Building Microservices Architecture (MSA)-based applications is immensely supported by using software testing fundamentals. With the increasing interest in the development of MSA-based applications, it is important to systematically identify, analyze, and classify the publication trends, research themes, approaches, tools, and challenges in the context of testing MSA-based applications. In order to know state of the art regarding testing and MSAs, we conducted a systematic mapping study.

The search yielded 2,481 articles, and 33 articles were finally selected as the primary studies with snowballing. The key findings are that (i) 5 research themes characterize testing approaches in MSA-based applications; (ii) integration and unit testing are the most popular testing approaches; and (iii) addressing the challenges in automated and inter-communication testing is gaining the interest of the community. Additionally, it emerges that there is a lack of dedicated tools to support testing for MSA-based applications, and the reasons and solutions behind the challenges in testing MSA-based applications need to be further explored.

This study will be presented at the Asia-Pacific Software Engineering Conference (APSEC)

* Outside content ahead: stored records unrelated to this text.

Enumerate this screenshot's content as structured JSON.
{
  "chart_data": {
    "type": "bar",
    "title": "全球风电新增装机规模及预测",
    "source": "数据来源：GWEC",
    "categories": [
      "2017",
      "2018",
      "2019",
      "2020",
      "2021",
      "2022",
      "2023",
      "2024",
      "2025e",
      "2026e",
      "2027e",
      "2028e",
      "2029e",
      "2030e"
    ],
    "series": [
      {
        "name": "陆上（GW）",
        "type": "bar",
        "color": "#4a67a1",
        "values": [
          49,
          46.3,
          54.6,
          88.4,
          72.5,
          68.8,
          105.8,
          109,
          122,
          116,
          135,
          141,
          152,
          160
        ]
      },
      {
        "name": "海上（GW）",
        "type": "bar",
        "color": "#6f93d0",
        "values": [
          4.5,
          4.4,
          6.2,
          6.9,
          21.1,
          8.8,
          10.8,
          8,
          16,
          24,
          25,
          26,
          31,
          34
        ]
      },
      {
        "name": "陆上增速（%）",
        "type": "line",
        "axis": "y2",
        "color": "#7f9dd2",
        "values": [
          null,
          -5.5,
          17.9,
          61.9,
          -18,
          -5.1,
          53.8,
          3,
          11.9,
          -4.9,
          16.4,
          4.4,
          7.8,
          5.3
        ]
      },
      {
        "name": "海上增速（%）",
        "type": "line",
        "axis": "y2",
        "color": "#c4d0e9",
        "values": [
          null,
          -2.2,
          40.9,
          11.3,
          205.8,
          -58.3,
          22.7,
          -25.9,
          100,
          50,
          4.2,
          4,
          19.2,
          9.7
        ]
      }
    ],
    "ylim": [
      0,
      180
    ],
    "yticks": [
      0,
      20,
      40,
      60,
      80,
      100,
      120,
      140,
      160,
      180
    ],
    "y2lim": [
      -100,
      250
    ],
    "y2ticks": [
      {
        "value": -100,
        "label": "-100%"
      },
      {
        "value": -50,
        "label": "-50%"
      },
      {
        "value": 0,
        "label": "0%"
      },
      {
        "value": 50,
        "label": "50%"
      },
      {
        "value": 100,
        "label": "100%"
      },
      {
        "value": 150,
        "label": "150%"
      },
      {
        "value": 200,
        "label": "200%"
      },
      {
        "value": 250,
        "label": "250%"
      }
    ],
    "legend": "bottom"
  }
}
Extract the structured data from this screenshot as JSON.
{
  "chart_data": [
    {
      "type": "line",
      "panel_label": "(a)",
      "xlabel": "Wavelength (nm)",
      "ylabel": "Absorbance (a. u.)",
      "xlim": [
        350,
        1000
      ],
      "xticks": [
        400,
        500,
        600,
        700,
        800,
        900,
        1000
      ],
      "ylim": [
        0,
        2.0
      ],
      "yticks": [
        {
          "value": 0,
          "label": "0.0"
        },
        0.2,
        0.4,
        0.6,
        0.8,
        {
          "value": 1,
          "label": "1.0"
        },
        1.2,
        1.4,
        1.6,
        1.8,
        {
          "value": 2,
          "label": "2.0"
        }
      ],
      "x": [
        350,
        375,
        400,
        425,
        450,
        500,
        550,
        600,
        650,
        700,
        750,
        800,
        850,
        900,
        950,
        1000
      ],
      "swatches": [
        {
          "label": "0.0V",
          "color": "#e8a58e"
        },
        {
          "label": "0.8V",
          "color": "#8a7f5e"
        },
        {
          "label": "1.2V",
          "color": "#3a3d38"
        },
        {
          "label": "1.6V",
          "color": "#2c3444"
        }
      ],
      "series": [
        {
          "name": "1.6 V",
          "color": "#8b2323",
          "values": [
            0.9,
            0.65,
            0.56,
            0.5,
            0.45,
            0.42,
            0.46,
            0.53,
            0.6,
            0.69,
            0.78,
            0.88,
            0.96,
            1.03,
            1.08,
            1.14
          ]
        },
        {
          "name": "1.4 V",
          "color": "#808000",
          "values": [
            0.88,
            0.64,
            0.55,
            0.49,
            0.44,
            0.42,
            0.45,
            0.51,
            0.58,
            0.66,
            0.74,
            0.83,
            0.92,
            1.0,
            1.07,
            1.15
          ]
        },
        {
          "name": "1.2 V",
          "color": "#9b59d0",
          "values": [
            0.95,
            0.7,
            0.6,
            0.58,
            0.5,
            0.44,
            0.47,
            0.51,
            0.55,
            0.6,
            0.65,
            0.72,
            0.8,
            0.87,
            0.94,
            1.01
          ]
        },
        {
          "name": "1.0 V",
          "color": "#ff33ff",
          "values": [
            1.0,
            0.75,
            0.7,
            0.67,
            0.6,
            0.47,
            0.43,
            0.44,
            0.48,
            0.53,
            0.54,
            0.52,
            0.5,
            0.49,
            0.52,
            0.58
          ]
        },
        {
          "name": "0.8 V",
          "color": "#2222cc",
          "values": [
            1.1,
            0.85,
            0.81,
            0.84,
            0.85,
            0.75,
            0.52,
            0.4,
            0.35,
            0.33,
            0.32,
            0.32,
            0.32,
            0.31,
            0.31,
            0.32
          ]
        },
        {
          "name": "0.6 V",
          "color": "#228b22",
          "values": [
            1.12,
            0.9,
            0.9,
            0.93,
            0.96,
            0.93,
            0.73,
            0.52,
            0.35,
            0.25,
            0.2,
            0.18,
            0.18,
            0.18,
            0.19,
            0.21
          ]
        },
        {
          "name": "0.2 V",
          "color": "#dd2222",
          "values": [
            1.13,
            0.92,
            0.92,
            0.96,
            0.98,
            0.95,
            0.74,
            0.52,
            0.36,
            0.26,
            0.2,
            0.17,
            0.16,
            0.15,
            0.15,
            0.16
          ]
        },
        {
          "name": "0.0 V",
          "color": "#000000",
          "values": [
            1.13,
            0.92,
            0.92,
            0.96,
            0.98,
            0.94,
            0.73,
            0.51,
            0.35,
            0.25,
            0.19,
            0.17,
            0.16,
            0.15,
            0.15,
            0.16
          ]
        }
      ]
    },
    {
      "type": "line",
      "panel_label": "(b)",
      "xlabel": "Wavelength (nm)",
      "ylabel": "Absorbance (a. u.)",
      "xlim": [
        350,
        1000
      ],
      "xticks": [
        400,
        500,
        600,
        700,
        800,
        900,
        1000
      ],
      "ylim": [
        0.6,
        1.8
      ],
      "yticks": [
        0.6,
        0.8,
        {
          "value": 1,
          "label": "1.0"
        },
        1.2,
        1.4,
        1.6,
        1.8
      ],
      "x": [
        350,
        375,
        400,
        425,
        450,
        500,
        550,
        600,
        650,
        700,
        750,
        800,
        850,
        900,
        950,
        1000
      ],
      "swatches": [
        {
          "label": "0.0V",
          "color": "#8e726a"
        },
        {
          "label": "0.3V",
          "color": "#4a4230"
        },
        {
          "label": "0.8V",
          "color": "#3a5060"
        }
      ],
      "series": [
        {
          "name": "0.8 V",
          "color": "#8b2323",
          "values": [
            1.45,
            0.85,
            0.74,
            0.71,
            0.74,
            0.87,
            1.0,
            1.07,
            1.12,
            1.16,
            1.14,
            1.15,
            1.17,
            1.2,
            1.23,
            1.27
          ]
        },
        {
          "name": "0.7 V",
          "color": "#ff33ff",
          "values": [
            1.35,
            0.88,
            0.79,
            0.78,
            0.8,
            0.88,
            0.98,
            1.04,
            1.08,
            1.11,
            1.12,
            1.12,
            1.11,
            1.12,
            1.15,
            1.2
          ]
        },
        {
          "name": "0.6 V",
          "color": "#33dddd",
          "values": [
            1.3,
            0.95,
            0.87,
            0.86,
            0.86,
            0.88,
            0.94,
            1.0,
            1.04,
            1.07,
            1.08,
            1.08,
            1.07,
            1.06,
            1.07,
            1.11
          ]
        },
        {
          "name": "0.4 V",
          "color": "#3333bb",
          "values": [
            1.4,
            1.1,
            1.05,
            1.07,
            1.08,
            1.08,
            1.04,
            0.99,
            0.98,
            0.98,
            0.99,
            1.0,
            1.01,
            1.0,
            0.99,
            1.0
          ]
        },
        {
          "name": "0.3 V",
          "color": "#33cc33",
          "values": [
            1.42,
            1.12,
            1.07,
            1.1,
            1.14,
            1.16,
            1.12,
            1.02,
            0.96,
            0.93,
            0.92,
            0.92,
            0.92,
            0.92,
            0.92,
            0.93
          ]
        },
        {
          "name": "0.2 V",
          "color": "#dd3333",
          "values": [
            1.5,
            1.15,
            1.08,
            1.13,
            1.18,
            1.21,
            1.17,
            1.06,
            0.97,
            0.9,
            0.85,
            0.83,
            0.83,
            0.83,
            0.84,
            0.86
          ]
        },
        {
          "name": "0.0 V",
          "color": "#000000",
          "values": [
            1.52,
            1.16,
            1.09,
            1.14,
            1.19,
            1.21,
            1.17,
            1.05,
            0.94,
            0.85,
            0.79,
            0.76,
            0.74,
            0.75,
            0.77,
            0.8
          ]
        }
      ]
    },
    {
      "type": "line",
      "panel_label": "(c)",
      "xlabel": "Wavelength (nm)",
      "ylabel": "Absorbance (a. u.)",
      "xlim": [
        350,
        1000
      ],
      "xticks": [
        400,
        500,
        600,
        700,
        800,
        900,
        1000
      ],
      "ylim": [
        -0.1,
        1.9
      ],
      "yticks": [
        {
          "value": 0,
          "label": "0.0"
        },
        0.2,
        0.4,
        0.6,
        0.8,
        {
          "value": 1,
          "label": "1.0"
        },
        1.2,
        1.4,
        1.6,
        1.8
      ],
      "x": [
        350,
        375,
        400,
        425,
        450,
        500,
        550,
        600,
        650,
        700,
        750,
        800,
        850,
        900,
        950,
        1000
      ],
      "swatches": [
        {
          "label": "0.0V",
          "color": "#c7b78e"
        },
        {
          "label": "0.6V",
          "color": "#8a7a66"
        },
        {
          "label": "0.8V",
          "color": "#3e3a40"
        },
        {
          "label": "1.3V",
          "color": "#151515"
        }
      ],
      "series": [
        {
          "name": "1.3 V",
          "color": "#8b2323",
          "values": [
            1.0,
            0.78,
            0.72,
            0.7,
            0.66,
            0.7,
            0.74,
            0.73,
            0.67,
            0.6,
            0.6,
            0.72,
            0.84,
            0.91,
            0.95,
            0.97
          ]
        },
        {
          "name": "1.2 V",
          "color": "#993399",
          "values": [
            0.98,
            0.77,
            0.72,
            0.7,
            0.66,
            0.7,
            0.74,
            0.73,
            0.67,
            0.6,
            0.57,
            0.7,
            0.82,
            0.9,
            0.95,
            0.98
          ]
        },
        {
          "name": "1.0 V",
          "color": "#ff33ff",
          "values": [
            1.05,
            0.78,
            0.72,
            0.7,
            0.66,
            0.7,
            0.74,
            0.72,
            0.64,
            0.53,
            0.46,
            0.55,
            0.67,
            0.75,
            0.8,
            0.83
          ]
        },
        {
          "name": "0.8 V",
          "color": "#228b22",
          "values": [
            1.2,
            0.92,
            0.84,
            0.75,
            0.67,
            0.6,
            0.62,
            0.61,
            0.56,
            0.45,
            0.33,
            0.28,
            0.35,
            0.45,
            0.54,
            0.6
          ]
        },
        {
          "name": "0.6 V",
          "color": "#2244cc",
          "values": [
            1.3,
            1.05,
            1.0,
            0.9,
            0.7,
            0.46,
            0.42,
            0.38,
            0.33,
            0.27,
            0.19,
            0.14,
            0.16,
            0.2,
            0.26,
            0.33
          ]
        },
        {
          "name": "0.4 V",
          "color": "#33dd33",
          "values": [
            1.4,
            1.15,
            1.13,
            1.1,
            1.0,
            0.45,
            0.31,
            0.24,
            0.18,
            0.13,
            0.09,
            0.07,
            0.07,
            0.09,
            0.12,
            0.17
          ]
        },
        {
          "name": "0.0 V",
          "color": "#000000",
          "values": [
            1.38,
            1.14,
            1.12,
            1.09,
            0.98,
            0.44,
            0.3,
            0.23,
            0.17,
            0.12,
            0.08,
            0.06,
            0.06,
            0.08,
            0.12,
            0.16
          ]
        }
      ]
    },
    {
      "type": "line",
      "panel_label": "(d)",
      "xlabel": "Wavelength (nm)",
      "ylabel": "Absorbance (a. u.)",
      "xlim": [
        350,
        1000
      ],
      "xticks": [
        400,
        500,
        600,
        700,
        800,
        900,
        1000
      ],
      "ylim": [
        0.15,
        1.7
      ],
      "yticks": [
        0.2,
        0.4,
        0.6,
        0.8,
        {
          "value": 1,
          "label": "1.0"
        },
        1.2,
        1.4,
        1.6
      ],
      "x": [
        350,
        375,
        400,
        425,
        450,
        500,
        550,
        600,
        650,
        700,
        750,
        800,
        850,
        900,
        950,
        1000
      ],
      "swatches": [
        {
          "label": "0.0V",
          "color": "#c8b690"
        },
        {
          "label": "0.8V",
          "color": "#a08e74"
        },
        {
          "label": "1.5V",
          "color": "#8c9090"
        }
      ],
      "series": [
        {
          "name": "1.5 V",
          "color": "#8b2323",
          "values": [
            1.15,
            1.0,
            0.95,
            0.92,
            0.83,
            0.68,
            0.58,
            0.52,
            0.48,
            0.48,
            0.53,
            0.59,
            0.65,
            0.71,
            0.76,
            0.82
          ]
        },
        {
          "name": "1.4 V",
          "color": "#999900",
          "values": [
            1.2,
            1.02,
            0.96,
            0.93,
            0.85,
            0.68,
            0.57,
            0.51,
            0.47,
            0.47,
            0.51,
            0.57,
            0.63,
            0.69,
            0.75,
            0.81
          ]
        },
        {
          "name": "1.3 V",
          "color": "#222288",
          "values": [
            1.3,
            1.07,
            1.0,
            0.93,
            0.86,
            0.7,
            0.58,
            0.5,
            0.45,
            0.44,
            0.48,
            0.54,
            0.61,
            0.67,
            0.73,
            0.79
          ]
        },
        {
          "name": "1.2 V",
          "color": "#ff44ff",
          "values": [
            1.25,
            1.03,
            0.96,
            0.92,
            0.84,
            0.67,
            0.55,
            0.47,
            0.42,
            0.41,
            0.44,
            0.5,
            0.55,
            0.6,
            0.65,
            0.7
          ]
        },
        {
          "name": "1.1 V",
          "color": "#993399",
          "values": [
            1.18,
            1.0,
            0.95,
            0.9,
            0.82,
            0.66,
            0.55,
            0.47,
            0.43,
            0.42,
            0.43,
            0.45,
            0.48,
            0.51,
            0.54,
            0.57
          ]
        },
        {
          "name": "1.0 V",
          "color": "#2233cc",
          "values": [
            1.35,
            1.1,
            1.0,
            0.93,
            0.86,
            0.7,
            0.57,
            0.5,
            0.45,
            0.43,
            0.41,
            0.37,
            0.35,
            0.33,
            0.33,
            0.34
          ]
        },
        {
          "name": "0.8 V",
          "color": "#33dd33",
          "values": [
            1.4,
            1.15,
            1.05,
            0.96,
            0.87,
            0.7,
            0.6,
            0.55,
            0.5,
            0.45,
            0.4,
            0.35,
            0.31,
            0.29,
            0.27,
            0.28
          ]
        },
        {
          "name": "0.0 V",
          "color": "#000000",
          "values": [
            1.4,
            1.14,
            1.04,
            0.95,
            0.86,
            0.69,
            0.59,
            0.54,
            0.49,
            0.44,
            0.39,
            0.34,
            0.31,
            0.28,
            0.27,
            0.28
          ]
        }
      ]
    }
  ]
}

Dissemination and implementation strategies in software requirements elicitation

Clinical software is a fundamental tool for supporting healthcare systems because it improves the quality of patient care and automatizes the most frequently performed clinical tasks. Nevertheless, since health systems include various components, such as supplies, transportation, laboratories, and interoperability, eliciting the most critical requirements for understanding the problem that the clinical software must solve is quite a complex task. Indeed, the requirement elicitation process may directly determine the success or failure of the clinical software. In this article, we present the D&I framework, a methodology that uses dissemination and implementation strategies to recommend guidelines for the elicitation of clinical software requirements. The objective of this framework is to support software developers in the identification of key requirements with the goal of more holistically understanding the problem to be solved by the clinical software. We evaluated the D&I framework with a real case study related to a bed management system. We employed a usability instrument with 50 clinicians to evaluate tasks in software modules that represent clinical priorities defined by stakeholders. The results indicate that the perception of usability by end-users is acceptable, suggesting that the evaluated tasks satisfy the established clinical priorities. The D&I framework provides a starting point for research and discussion about the contribution of dissemination and implementation strategies to the body of knowledge about requirement engineering.